Performance Enhancement of Multiple Quantum Shell Nanowire‐Based Micro‐Light Emitting Diodes with Underlying GaInN/GaN Superlattices

Abstract

GaInN/GaN multiple quantum shell (MQS) nanowires (NWs) are of great interest as high‐efficiency micro‐light emitting diodes (micro‐LEDs), mainly due to their quantum confined Stark effect suppression and dry etching insensitivity features. Herein, morphological and device properties corresponding to NW‐LEDs with different numbers of GaInN/GaN superlattices (SLs) are evaluated. The scanning electron microscopy measurements revealed that the polar‐plane MQS are shrunken, while the semipolar‐plane underwent expansion upon the introduction of the SLs. The current density–voltage–light output analysis at low current density indicates that samples with a greater number of SL pairs exhibit higher light output. Electroluminescence spectra show that NWs lacking SLs exhibit an emission wavelength of 700 nm, which is derived from indium‐rich clusters in polar‐plane MQS, whereas those with SLs emit at a significantly shorter wavelength of 560 nm.
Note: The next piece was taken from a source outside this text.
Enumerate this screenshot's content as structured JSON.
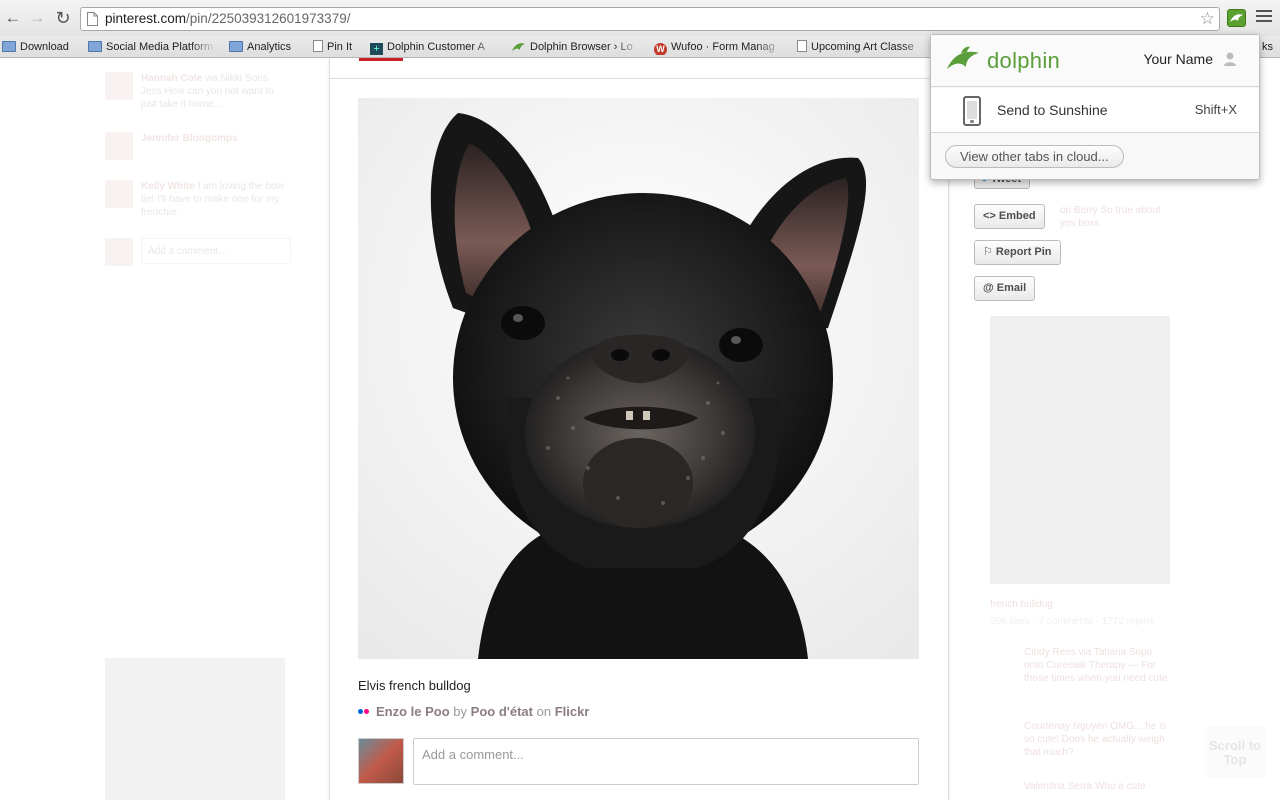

The reduction in the polar‐plane MQS coupled with the enhancement in MQS quality resulting from the SLs is identified as the primary contributing factor. Additionally, the external quantum efficiency factor for NW‐LEDs, which remained consistent even as the emission area decreased, is assessed. These findings suggest that NW‐LEDs with SLs possess the potential to mitigate the emission degradation associated with sidewall etching and realize high‐efficiency micro‐LEDs.